Mr. ANDREWS. Well, Mr. Davis, you lost me. I did not follow you. You approved of this program which Mr. Scheuer introduced going far beyond any need whatsoever, as to whether or not the family's budget was adequate, but distributing these meals to everybody, irrespective of need. Yet you say that the administration, at the present time, is trying to redirect the milk program so it will apply not to everybody, but just to the needy.

Now, which thrust do you approve of? Mr. Scheuer has presented one and you say the administration wishes another.

Mr. DAVIS. Well, I believe that when the hearings are held on the Child Nutrition Act of 1966, the proposed bill, there will be, in part of that legislation, more emphasis placed on reaching the needy children with some of these programs.

Mr. ANDREWS. But you admit Mr. Scheuer's testimony has just indicated the whole thrust of this is beyond that and it has nothing to do with that.

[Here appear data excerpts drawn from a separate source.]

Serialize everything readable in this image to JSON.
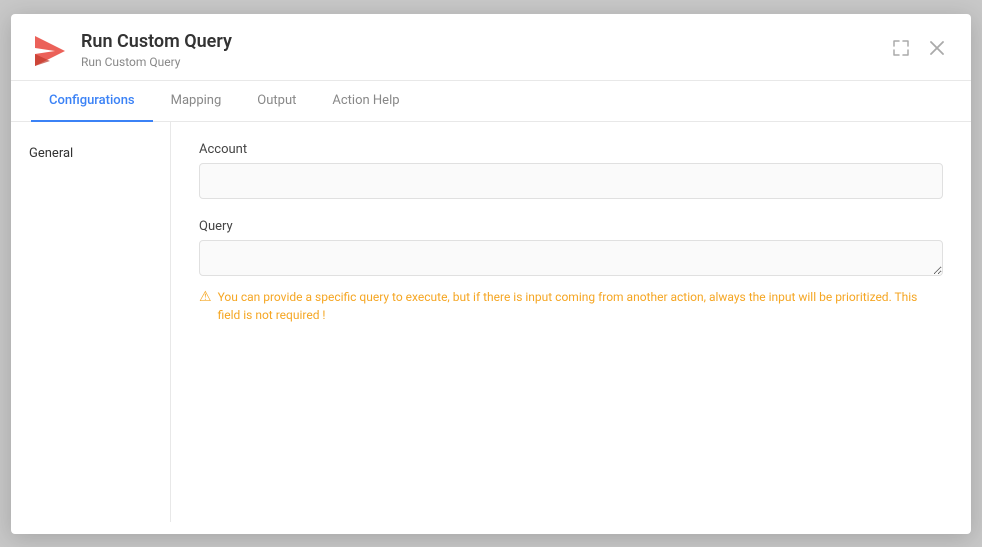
{
  "modal": {
    "title": "Run Custom Query",
    "subtitle": "Run Custom Query",
    "tabs": [
      {
        "label": "Configurations",
        "active": true
      },
      {
        "label": "Mapping",
        "active": false
      },
      {
        "label": "Output",
        "active": false
      },
      {
        "label": "Action Help",
        "active": false
      }
    ],
    "sidebar": {
      "items": [
        {
          "label": "General"
        }
      ]
    },
    "fields": {
      "account": {
        "label": "Account",
        "placeholder": "",
        "value": ""
      },
      "query": {
        "label": "Query",
        "placeholder": "",
        "value": "",
        "hint": "You can provide a specific query to execute, but if there is input coming from another action, always the input will be prioritized. This field is not required !"
      }
    },
    "controls": {
      "expand_label": "⤢",
      "close_label": "✕"
    }
  }
}
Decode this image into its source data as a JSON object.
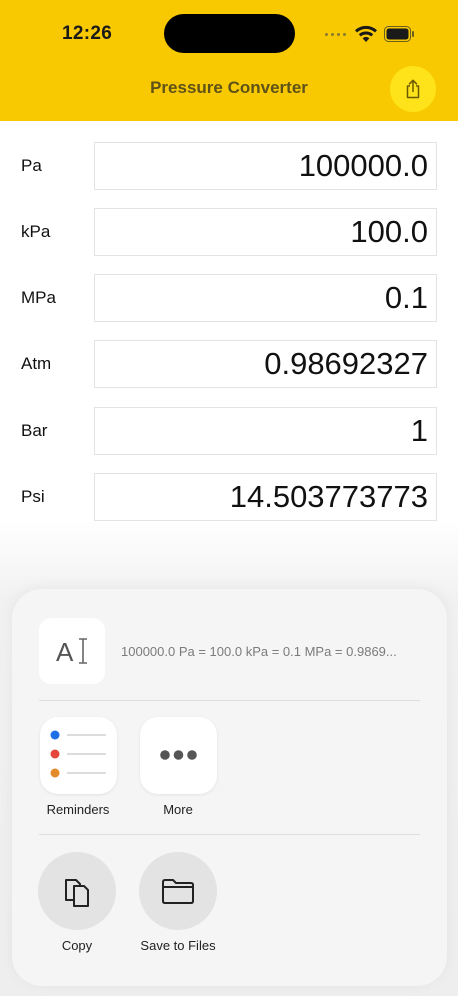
{
  "status_bar": {
    "time": "12:26"
  },
  "nav": {
    "title": "Pressure Converter",
    "share_icon": "share-icon"
  },
  "rows": [
    {
      "label": "Pa",
      "value": "100000.0"
    },
    {
      "label": "kPa",
      "value": "100.0"
    },
    {
      "label": "MPa",
      "value": "0.1"
    },
    {
      "label": "Atm",
      "value": "0.98692327"
    },
    {
      "label": "Bar",
      "value": "1"
    },
    {
      "label": "Psi",
      "value": "14.503773773"
    }
  ],
  "share_sheet": {
    "preview_text": "100000.0 Pa = 100.0 kPa = 0.1 MPa = 0.9869...",
    "apps": [
      {
        "label": "Reminders",
        "icon": "reminders-icon"
      },
      {
        "label": "More",
        "icon": "more-icon"
      }
    ],
    "actions": [
      {
        "label": "Copy",
        "icon": "copy-icon"
      },
      {
        "label": "Save to Files",
        "icon": "folder-icon"
      }
    ]
  },
  "colors": {
    "header": "#f8c900",
    "share_button": "#ffe31a",
    "title_text": "#5e5218"
  }
}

Mr. DAVIS. It is my belief, at this point, that the Secretary would probably be in favor of perhaps greater emphasis in the summer program directed toward the needy children and the neighborhoods that perhaps need it the most. I would assume that in the actual operation of the proposed bill, H.R. 9339, the bulk of these programs would be operated in neighborhoods drawing children from the low-income groups. As you point out, the legislation as written does not so direct.

Mr. ANDREWS. Well, the sponsor of H.R. 9339 claims that his objective is quite different from what you are saying here. If the administration has frightened everybody around the country that they are going to cut out the lunch programs, which they have, and if their purpose is to redo the program, why put out the idea that you are going to destroy what you did, to build up something new? I don't quite understand, with all of these programs coming along at the same time you are taking away what you gave them before. I can't quite see a program which is going to redo what has been taken away. Mr. DAVIS. Well, the proposed legislation, which I mentioned, would in no way destroy or curtail the present school lunch program as we know it, designed to reach all of the children. It would augment that.

Mr. ANDREWS. Why were all of these telegrams and pressures brought up?

Mr. PUCINSKI. Would you yield?

Mr. ANDREWS. I am happy to do so.

Mr. PUCINSKI. I am glad to have this explanation from you, Mr. Davis, because you put this whole program in its proper perspective, and perhaps like my colleague from Alabama, Mr. Andrews, I think there has been, unfortunately, a misunderstanding by many people of what the Department and the Bureau of the Budget and the President himself are trying to do.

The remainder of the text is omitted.